The meeting also flagged the growing influence of financial markets and foreign private equity in healthcare, with 100 per cent foreign direct investment permitted under the automatic route. This financialisation is eroding medical ethics, placing healthcare workers under pressure to meet revenue targets, and reducing patients to sources of profit.

Another key concern was the attack on federalism and increasing centralisation. The note sharply criticised the increasing control of the Union government over health financing and programme design, arguing that centrally imposed schemes such as Ayushman Bharat undermine state autonomy and fail to account for diverse local health needs. This, it says, undermines the efforts of states like Kerala and Tamil Nadu where sustained public investment has yielded better health outcomes.

Deep inequalities in health indicators were underlined, with stark differences across regions, castes and social groups. Maternal and infant mortality rates remain unacceptably high in several states, while shortages of health facilities and personnel persist nationwide. It emphasized that people from the vulnerable groups—including women, the disabled, Dalits, Adivasis, migrant workers, transgender persons—face systemic exclusion and discrimination in access to care.

Participants also raised alarm over the promotion of pseudo-scientific practices and unverified remedies, which they said challenge scientific temper and public health. The role of the RSS and affiliated organisations in shaping health narratives through superstition and majoritarian ideology was sharply criticised, along with the dilution of regulatory safeguards such as the Magical Remedies Act.
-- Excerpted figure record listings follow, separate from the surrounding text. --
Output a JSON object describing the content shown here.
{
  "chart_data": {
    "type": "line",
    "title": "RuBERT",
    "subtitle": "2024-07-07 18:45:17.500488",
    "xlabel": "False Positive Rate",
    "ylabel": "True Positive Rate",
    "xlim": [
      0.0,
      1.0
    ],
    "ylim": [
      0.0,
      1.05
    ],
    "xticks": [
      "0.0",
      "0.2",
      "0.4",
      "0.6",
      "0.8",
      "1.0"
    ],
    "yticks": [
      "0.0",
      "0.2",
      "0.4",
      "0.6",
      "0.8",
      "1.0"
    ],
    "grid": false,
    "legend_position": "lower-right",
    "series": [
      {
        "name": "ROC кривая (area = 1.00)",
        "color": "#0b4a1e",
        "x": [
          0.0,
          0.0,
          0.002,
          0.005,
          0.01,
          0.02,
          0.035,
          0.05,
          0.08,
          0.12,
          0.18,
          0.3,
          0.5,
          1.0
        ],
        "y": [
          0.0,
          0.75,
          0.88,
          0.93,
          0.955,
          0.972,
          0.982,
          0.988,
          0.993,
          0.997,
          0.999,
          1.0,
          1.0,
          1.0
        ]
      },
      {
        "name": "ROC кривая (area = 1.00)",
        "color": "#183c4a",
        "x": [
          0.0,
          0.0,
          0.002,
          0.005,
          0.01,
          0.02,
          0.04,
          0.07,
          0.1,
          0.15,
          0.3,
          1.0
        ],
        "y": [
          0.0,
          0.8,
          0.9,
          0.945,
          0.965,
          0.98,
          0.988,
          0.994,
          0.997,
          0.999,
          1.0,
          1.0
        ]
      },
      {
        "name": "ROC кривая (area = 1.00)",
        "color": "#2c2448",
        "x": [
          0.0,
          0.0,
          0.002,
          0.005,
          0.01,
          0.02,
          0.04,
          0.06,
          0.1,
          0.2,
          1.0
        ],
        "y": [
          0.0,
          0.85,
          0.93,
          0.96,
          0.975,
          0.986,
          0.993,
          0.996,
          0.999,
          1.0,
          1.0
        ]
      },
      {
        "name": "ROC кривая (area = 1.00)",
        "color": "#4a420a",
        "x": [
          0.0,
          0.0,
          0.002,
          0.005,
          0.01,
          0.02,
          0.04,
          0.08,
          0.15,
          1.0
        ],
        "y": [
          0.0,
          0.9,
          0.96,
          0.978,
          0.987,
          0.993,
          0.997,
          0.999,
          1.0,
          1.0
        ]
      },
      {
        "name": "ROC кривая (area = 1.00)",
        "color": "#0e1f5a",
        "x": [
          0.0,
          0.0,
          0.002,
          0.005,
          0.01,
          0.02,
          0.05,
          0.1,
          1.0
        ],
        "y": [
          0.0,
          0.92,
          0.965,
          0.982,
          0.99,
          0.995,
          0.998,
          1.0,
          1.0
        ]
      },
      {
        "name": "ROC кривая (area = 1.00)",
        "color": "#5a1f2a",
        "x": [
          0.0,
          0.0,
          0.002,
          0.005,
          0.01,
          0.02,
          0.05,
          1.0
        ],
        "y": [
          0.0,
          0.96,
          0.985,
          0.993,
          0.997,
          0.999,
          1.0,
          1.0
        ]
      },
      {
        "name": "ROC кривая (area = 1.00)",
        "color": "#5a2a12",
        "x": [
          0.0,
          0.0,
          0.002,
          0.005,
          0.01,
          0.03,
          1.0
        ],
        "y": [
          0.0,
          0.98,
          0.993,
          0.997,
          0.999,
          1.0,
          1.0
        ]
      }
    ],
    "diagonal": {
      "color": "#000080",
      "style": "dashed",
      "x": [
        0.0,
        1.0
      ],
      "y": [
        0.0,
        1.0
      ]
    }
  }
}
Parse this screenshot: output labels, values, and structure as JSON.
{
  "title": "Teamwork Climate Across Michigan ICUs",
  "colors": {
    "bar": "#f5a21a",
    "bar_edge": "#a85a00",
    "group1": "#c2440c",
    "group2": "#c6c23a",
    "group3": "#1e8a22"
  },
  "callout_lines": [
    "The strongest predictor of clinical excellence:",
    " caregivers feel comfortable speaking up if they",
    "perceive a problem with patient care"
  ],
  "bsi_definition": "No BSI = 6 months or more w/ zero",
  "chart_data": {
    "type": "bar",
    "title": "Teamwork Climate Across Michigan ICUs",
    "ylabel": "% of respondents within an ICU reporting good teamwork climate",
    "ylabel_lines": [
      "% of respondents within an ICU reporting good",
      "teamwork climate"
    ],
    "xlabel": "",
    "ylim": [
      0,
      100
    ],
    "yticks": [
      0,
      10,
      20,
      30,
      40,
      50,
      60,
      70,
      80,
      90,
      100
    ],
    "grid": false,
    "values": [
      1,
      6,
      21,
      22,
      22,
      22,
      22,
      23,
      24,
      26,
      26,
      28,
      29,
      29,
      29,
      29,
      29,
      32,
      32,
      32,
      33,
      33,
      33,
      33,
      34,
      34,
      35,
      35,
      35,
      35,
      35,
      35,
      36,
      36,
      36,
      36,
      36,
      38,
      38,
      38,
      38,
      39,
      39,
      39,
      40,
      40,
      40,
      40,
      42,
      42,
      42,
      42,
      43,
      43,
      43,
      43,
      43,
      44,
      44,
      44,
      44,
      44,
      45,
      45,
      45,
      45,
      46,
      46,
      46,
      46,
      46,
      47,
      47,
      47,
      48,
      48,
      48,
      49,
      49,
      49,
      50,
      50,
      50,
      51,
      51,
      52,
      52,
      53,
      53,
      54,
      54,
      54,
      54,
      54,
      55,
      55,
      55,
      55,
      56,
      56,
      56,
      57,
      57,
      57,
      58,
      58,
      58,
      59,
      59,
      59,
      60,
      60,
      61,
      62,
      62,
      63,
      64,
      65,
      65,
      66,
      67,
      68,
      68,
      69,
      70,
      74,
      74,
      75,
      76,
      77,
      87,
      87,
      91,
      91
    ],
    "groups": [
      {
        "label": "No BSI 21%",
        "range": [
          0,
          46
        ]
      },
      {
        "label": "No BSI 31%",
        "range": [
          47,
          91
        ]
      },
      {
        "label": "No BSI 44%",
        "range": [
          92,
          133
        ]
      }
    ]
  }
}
Climate change, emerging diseases, mental health neglect, substance abuse, and the misuse of health data were identified as growing challenges requiring urgent public intervention. The meeting stressed that health outcomes are inseparable from broader social determinants such as nutrition, employment, housing, sanitation, environment and freedom from discrimination. Various intersections – of gender, sexual orientation, disability, caste and community etc. were also highlighted.

CALL FOR POLICY SHIFT

With exceptions, all the 70 participants coming from diverse backgrounds, mass and class organisations, those engaged in delivery of various health services, health activists etc. contributed to the discussion. They were doctors – physicians, surgeons, specialists - medical representatives, representatives from health and science forums, in-charges of hospitals and clinics run or controlled by the Party, representatives of organisations of students, women, disabled, workers, agricultural workers, etc. Amongst other things, they also narrated the experience they gained in running health camps, generic medicine shops, clinics, hospitals, palliative care units, providing assistance during health emergencies etc.
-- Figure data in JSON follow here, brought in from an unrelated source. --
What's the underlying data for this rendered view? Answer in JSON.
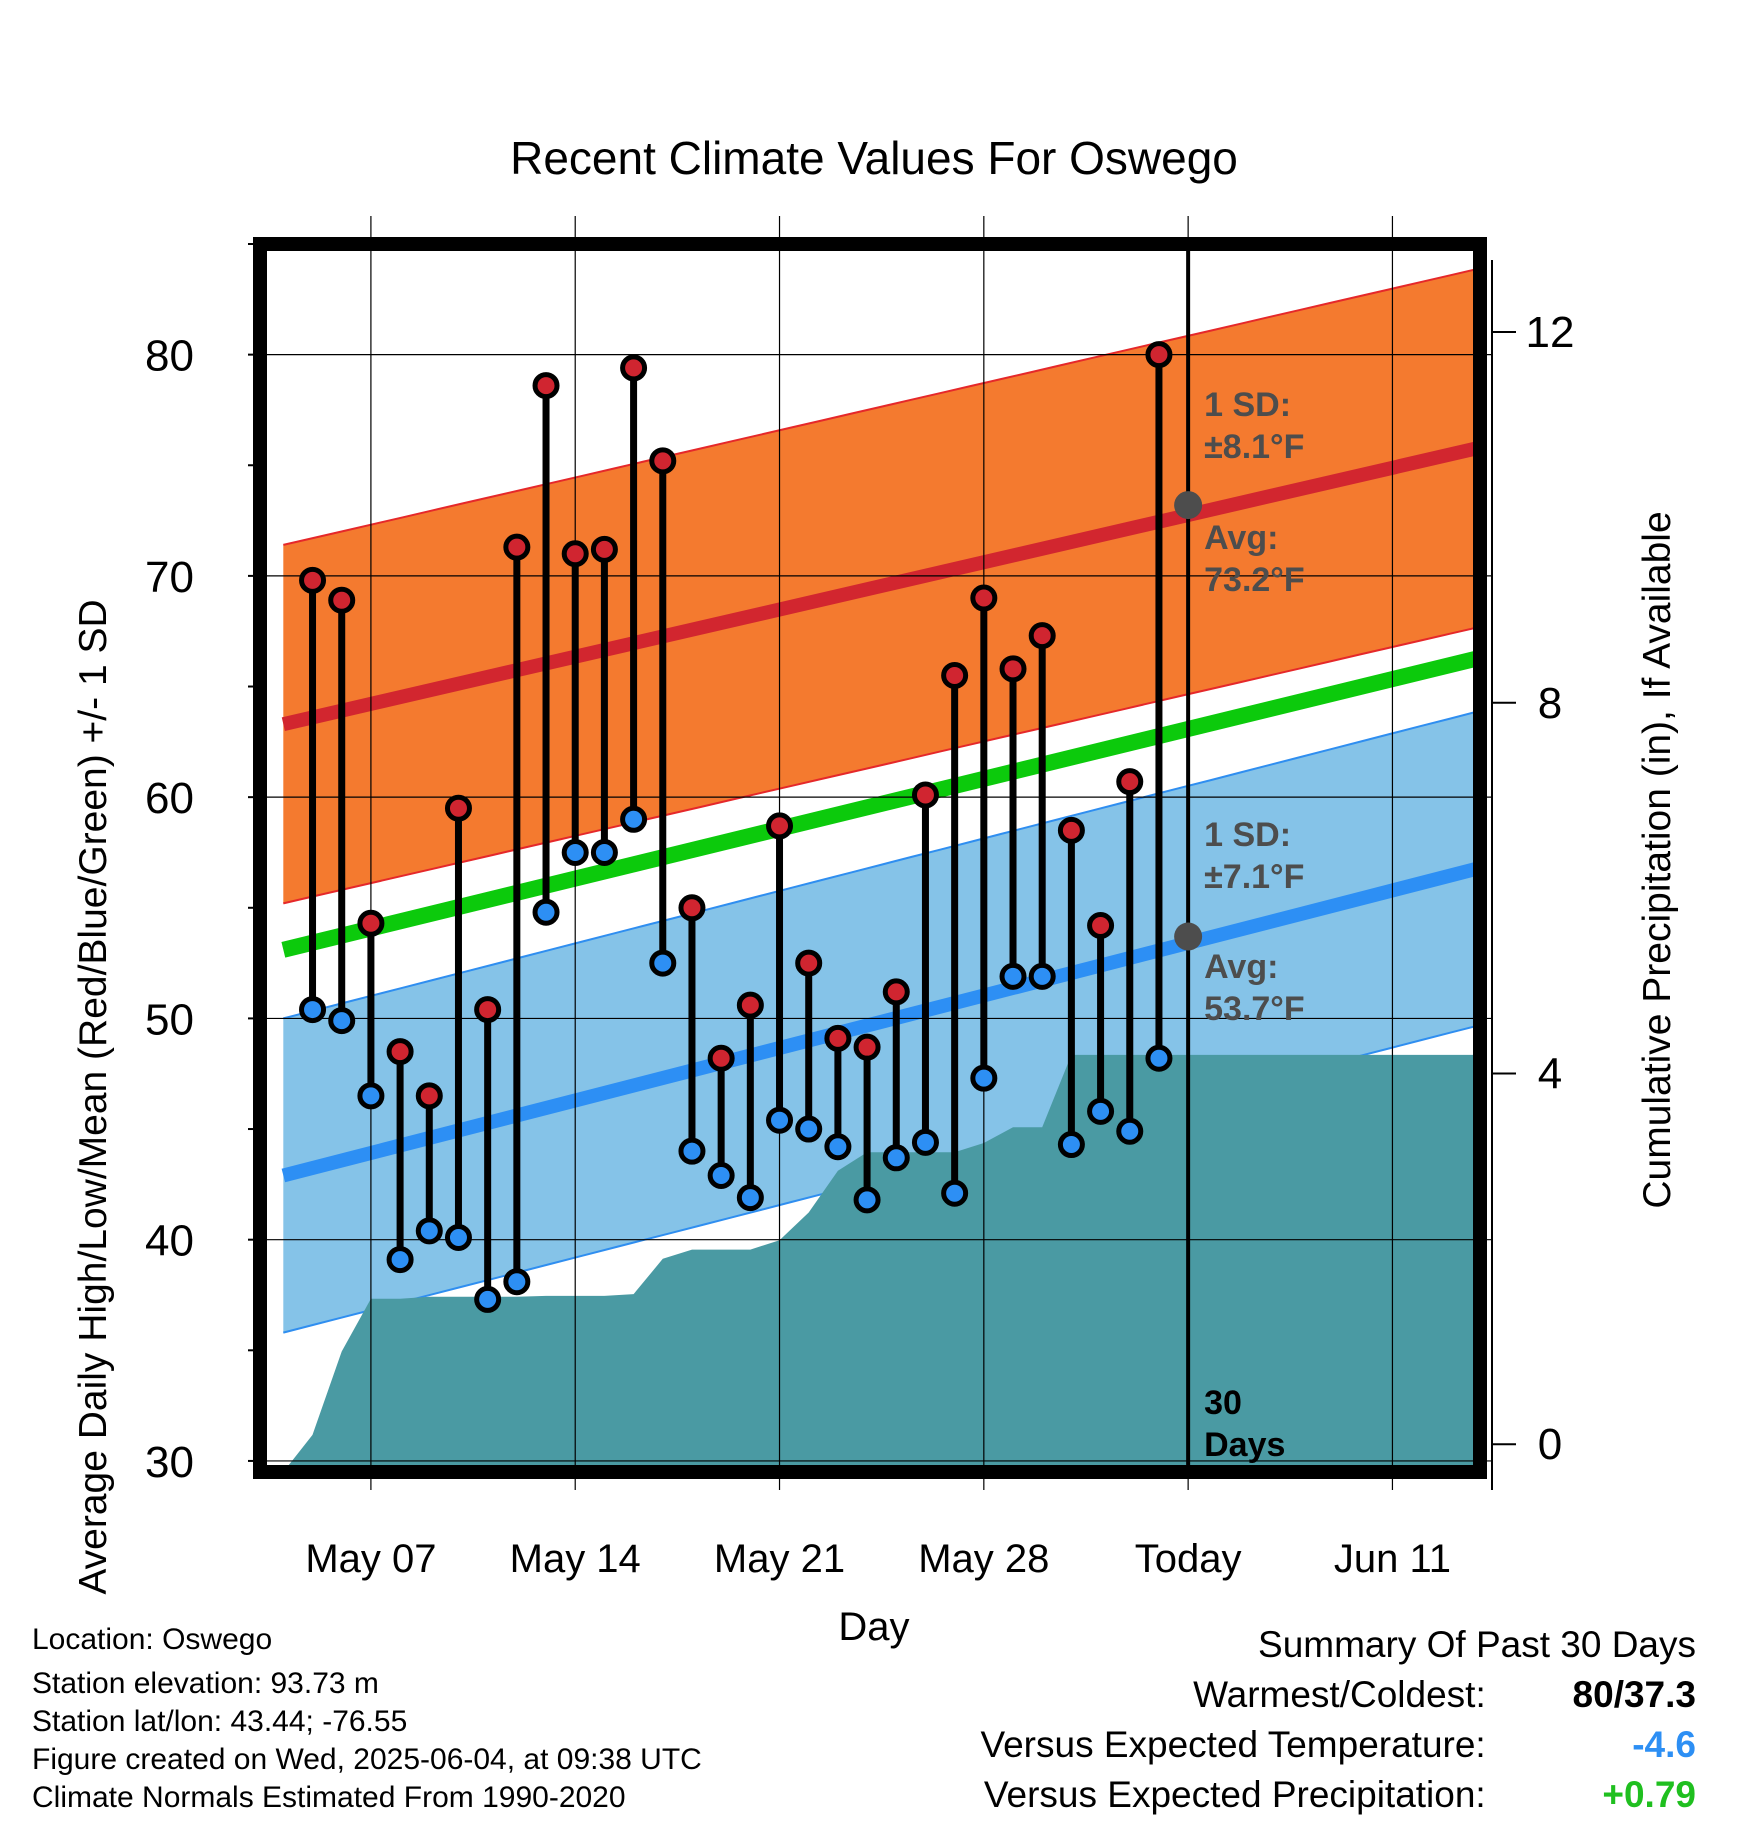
{
  "chart_data": {
    "type": "range-dot",
    "title": "Recent Climate Values For Oswego",
    "xlabel": "Day",
    "ylabel": "Average Daily High/Low/Mean (Red/Blue/Green) +/- 1 SD",
    "y2label": "Cumulative Precipitation (in), If Available",
    "ylim": [
      29.5,
      85
    ],
    "y2lim": [
      -0.3,
      12.95
    ],
    "yticks": [
      30,
      40,
      50,
      60,
      70,
      80
    ],
    "y2ticks": [
      0,
      4,
      8,
      12
    ],
    "xlim": [
      -0.8,
      41
    ],
    "xticks": [
      {
        "x": 3,
        "label": "May 07"
      },
      {
        "x": 10,
        "label": "May 14"
      },
      {
        "x": 17,
        "label": "May 21"
      },
      {
        "x": 24,
        "label": "May 28"
      },
      {
        "x": 31,
        "label": "Today"
      },
      {
        "x": 38,
        "label": "Jun 11"
      }
    ],
    "today_x": 31,
    "today_label": [
      "30",
      "Days"
    ],
    "normals": {
      "x": [
        0,
        41
      ],
      "high_avg": [
        63.3,
        75.8
      ],
      "high_sd": 8.1,
      "low_avg": [
        42.9,
        56.8
      ],
      "low_sd": 7.1,
      "mean": [
        53.1,
        66.3
      ]
    },
    "annotations": {
      "high_sd": [
        "1 SD:",
        "±8.1°F"
      ],
      "high_avg": [
        "Avg:",
        "73.2°F"
      ],
      "low_sd": [
        "1 SD:",
        "±7.1°F"
      ],
      "low_avg": [
        "Avg:",
        "53.7°F"
      ],
      "today_high_avg": 73.2,
      "today_low_avg": 53.7
    },
    "observations": {
      "x": [
        1,
        2,
        3,
        4,
        5,
        6,
        7,
        8,
        9,
        10,
        11,
        12,
        13,
        14,
        15,
        16,
        17,
        18,
        19,
        20,
        21,
        22,
        23,
        24,
        25,
        26,
        27,
        28,
        29,
        30
      ],
      "highs": [
        69.8,
        68.9,
        54.3,
        48.5,
        46.5,
        59.5,
        50.4,
        71.3,
        78.6,
        71.0,
        71.2,
        79.4,
        75.2,
        55.0,
        48.2,
        50.6,
        58.7,
        52.5,
        49.1,
        48.7,
        51.2,
        60.1,
        65.5,
        69.0,
        65.8,
        67.3,
        58.5,
        54.2,
        60.7,
        80.0
      ],
      "lows": [
        50.4,
        49.9,
        46.5,
        39.1,
        40.4,
        40.1,
        37.3,
        38.1,
        54.8,
        57.5,
        57.5,
        59.0,
        52.5,
        44.0,
        42.9,
        41.9,
        45.4,
        45.0,
        44.2,
        41.8,
        43.7,
        44.4,
        42.1,
        47.3,
        51.9,
        51.9,
        44.3,
        45.8,
        44.9,
        48.2
      ]
    },
    "precipitation": {
      "x": [
        0,
        1,
        2,
        3,
        4,
        5,
        6,
        7,
        8,
        9,
        10,
        11,
        12,
        13,
        14,
        15,
        16,
        17,
        18,
        19,
        20,
        21,
        22,
        23,
        24,
        25,
        26,
        27,
        28,
        29,
        30,
        31,
        41
      ],
      "values": [
        -0.3,
        0.1,
        1.0,
        1.57,
        1.57,
        1.59,
        1.59,
        1.59,
        1.59,
        1.6,
        1.6,
        1.6,
        1.62,
        2.0,
        2.1,
        2.1,
        2.1,
        2.2,
        2.5,
        2.95,
        3.15,
        3.15,
        3.15,
        3.15,
        3.25,
        3.42,
        3.42,
        4.2,
        4.2,
        4.2,
        4.2,
        4.2,
        4.2
      ]
    },
    "colors": {
      "high_band": "#f47a2f",
      "high_edge": "#e5282a",
      "high_avg": "#d2262f",
      "low_band": "#85c3e8",
      "low_edge": "#2f8ef0",
      "low_avg": "#2d8ff4",
      "mean": "#0cca0c",
      "precip": "#4a9aa3",
      "high_dot": "#d02530",
      "low_dot": "#2d8ff4",
      "annotation": "#4d4d4d"
    },
    "grid": true
  },
  "footer": {
    "location": "Location: Oswego",
    "elevation": "Station elevation: 93.73 m",
    "latlon": "Station lat/lon: 43.44; -76.55",
    "created": "Figure created on Wed, 2025-06-04, at 09:38 UTC",
    "normals": "Climate Normals Estimated From 1990-2020"
  },
  "summary": {
    "title": "Summary Of Past 30 Days",
    "warmest_label": "Warmest/Coldest:",
    "warmest_value": "80/37.3",
    "temp_label": "Versus Expected Temperature:",
    "temp_value": "-4.6",
    "temp_color": "#2d8ff4",
    "precip_label": "Versus Expected Precipitation:",
    "precip_value": "+0.79",
    "precip_color": "#1fbf1f"
  }
}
Calling for a decisive shift in policy, the meeting demanded recognition of healthcare as a fundamental right and public expenditure of at least five per cent of GDP. Strengthening publicly funded and publicly run health systems, revitalising public-sector drug production, regulating private hospitals, and ending disguised privatisation through public–private partnerships, ensuring affordable medicines, strengthening food security and nutrition were among the key demands. Opposition to pseudo-science and unscientific health narratives and remedies and defence of federalism in health services were among the 14 main demands contained in the charter adopted at the meeting.

Presided over by Polit Bureau Member Sridip Bhattacharya, General Secretary M.A. Baby delivered the inaugural address. The discussions were mainly summed up by PB Member B.V. Raghavulu. Members of the Central Secretariat K Hemalata, Muralidharan and Vikram Singh, besides veteran of the people’s science movement, D Raghunandan also spoke.
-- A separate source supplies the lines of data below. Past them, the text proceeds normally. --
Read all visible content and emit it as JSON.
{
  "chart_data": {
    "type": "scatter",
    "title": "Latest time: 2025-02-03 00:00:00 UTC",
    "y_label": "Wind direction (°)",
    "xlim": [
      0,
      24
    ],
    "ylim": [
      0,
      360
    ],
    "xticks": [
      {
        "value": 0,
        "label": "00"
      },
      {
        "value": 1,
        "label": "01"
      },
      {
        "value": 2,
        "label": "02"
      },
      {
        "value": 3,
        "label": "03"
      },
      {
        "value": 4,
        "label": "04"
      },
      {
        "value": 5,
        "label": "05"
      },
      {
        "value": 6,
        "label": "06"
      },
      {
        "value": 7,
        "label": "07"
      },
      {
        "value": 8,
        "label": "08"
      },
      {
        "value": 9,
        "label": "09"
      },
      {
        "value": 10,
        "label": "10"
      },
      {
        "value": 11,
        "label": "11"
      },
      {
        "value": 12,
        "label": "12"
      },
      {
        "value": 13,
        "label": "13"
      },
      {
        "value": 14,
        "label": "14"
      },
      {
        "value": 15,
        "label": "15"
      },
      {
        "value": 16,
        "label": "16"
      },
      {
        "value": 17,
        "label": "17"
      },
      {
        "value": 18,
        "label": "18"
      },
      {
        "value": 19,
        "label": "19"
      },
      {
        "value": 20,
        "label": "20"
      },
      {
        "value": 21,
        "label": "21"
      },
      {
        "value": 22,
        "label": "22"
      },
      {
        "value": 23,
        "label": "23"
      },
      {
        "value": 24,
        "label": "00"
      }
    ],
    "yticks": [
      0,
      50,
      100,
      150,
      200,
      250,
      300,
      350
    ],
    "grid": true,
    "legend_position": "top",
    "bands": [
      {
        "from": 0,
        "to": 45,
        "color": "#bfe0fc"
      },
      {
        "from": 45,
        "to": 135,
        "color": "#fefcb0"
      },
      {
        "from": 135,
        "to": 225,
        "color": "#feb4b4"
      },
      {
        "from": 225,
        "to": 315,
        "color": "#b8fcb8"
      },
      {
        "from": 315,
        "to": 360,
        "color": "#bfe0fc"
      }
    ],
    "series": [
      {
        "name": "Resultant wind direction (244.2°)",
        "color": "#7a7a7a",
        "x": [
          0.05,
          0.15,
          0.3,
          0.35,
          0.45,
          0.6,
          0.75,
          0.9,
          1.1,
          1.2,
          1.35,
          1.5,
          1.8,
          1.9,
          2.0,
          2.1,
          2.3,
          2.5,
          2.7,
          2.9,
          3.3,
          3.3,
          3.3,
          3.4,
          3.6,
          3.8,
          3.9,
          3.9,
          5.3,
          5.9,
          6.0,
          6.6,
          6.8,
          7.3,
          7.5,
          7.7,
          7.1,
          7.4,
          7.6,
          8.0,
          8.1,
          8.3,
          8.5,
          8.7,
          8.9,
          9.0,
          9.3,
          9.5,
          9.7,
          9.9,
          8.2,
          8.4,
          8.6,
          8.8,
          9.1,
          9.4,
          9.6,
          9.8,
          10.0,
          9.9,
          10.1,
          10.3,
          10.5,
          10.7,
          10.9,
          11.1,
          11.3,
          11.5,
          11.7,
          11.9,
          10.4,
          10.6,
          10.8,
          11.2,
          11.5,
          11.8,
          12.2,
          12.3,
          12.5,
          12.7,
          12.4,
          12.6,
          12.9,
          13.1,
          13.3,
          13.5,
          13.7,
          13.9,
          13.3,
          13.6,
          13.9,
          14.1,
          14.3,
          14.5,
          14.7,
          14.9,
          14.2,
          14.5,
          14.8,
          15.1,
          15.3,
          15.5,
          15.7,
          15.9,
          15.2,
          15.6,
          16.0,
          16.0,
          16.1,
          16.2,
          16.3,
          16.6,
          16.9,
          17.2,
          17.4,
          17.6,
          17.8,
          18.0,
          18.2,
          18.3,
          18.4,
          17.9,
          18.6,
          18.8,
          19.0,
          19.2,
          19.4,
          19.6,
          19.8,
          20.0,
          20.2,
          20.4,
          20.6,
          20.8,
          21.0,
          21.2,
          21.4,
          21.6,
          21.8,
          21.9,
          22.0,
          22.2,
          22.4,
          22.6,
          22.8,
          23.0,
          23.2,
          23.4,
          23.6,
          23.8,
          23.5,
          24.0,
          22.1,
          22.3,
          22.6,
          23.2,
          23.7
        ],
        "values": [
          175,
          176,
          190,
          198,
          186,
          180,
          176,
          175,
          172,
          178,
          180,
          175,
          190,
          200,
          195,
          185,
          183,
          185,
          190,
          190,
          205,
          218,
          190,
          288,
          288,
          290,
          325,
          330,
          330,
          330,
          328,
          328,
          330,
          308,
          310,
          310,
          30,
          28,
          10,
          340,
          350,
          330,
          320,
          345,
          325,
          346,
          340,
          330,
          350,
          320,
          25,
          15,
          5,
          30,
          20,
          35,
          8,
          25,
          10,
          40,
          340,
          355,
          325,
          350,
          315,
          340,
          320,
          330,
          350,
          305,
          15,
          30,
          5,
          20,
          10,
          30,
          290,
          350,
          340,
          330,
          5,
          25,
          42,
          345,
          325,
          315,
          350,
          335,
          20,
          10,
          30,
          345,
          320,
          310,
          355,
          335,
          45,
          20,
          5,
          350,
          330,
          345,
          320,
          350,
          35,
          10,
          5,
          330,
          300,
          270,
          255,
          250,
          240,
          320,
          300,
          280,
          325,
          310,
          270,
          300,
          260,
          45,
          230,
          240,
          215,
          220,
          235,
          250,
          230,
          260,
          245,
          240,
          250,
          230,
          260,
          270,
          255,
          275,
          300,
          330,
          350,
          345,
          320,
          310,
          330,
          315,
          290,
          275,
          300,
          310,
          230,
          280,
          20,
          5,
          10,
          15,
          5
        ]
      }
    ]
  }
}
The meeting concluded with a call to intensify political mobilisation around health, deepen work among health professionals and sectoral organisations, expand mass awareness campaigns, build broad alliances, and strengthen grassroots resistance to privatisation. It also stressed the need to consolidate and expand service-oriented initiatives where they already exist, while consciously linking such efforts to larger struggles for a democratic, secular and people-centred public health system.